I stood in his study, looking at the Segovia poster I’d looked at a million times before in the last 28 years. Files, computer, music stand, Ramos picture, chair, desk, everything was there. It all looked so incongruously normal, like he'd walk in momentarily and we'd listen to Beethoven. I didn’t know what to do. The phone rang; who the fuck was calling? I picked it up. “Hello…?”

I was outside and saw the officer and the dog come up from the arroyo. I took a step towards them. “Wait there until I get him back in the vehicle.” The dog was worked up, but he got it back in the truck, and walked over to me. “He’s down there,” he said. “He’s still breathing." I was aware of the sobbing, the hysterical questions coming one after another. “The ambulance is on the way, but please stay back. They need room to get down here and bring him up.” I heard the sirens getting closer, and two vehicles came down the hill. Red lights were flashing everywhere. They got the stretcher out, rolled it to the trailhead and realized they couldn’t get it down the narrow path, so they removed the top and took it down the path. I kept thinking: hurry up, boys. The quicker you get him to the hospital, the quicker you can pump his stomach. Come on, come on… Less than ten minutes later I saw flashlights coming up the path and they had him there and attached him to the rest of the stretcher and there was this strange moment: they wheeled the body past and Robert’s left arm was bent and sticking up in the air and his head was turned towards me and ever so briefly – two seconds maybe – as the whole area was bathed in flashing red lights I imagined his eyes were open and he saw me and smiled embarrassedly and his arm was sticking up because he was trying to wave at me somehow as if to tell me “everything’s ok you got me in time I’ll see you in a few…” but two seconds later it was over I realized there was blood on his face and his eyes were not open and his arm hung in the air in this horrible manner as though rigor mortis had set in and one of the neighbors came out having not seen Robert and walked over to me:
            “What’s going on?”
            There's not much to say at such a time. “Robert attempted suicide again…”

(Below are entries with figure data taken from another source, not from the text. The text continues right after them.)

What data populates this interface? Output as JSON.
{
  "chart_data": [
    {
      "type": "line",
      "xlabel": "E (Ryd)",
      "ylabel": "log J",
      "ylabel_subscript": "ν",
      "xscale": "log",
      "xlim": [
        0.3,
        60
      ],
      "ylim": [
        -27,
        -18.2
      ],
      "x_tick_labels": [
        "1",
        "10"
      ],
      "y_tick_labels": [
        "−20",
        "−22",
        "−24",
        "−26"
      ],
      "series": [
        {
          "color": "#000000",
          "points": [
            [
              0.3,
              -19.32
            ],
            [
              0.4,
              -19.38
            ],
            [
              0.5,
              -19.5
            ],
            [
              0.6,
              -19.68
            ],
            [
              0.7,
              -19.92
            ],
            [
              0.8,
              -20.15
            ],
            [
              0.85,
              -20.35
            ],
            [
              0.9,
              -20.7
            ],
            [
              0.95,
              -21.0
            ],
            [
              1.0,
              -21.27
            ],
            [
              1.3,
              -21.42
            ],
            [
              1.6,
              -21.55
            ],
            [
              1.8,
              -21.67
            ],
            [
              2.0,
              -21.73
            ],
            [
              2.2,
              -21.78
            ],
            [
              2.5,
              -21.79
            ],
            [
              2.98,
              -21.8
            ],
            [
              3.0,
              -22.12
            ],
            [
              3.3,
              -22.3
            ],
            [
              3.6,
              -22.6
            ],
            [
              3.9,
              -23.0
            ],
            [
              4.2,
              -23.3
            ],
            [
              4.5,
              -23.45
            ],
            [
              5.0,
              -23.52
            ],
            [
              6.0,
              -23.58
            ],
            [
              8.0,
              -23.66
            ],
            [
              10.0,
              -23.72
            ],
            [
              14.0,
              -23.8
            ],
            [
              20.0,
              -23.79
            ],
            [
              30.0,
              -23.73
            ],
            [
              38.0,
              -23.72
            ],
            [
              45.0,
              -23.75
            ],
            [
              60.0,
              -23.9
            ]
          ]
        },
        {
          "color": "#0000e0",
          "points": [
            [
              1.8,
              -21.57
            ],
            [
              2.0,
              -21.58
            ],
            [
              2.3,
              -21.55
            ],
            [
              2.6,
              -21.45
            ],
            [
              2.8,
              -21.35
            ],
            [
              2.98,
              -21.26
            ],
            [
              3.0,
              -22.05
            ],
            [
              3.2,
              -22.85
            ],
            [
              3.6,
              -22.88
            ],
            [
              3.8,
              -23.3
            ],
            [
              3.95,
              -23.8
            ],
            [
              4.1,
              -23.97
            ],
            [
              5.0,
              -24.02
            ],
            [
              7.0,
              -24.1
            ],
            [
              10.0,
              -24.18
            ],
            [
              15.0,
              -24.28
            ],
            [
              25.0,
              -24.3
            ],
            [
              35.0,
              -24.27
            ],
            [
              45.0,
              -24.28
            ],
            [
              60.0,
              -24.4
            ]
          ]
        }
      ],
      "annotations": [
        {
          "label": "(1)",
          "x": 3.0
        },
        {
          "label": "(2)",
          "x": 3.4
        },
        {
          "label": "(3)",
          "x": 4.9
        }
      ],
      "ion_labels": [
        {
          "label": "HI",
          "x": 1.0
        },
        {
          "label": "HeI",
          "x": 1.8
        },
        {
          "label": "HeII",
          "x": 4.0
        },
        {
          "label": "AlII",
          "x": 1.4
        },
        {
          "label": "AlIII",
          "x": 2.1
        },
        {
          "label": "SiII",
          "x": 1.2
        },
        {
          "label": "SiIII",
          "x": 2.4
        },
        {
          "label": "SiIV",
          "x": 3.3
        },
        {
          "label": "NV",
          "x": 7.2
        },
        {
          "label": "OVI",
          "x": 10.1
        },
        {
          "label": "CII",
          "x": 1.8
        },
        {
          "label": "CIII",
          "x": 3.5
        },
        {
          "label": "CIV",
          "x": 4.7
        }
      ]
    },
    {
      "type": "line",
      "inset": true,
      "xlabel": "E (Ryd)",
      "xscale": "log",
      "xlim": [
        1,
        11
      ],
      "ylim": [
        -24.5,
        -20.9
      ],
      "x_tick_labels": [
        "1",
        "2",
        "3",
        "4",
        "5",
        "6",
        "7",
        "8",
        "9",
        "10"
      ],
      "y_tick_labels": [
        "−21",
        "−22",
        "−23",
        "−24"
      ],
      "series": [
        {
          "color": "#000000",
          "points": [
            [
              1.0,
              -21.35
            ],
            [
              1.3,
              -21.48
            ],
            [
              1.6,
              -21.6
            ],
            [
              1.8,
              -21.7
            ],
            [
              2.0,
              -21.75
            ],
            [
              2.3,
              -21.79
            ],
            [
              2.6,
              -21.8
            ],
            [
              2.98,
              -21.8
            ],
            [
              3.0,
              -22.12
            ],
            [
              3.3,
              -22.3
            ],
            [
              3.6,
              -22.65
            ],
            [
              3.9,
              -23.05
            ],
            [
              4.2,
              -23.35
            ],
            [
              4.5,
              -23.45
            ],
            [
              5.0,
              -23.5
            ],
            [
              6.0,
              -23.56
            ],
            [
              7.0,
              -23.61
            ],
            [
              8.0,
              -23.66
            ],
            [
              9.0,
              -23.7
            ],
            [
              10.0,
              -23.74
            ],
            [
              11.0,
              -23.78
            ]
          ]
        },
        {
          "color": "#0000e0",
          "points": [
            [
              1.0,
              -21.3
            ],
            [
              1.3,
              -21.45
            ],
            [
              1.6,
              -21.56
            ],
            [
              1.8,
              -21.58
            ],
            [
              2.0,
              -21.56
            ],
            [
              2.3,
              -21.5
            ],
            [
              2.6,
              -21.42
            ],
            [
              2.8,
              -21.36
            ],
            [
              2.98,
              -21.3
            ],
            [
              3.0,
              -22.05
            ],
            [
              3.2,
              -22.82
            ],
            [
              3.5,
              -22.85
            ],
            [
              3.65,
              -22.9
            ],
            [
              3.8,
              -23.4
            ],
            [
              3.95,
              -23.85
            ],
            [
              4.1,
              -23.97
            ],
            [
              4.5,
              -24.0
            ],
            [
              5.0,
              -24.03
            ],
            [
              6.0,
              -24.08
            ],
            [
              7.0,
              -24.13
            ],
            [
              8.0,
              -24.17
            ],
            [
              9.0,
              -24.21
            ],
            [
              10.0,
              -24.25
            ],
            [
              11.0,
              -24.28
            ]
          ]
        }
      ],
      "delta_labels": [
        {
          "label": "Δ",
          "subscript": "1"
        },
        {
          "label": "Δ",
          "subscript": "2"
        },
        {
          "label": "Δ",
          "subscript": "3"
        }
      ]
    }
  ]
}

His mouth opened in shock and he watched for a moment and the rest of the officers came up the trail and I heard one walk over to the neighbor: “Did you hear a gunshot?” and everything sort of fell apart around me and seemed incomprehensible and the officer who had been so nice with the dog came back over: “He shot himself, but he’s still breathing…” and I wanted to get my car the fuck out of there and over to the hospital but I couldn’t because of all the police cars and an ambulance and I realized that it was pointless anyway; what did it matter how quickly I got to the hospital now? I wanted to be anywhere but there, anytime but then, doing anything else but this, and the air was a lot thinner than usual and so heavy now, so unbearably heavy, and I wondered if maybe there was a way to rewind the tape now, please, can we rewind the tape, just this once, I don’t ask for riches or fame and fortune, just to rewind the tape this one time, and do this over again.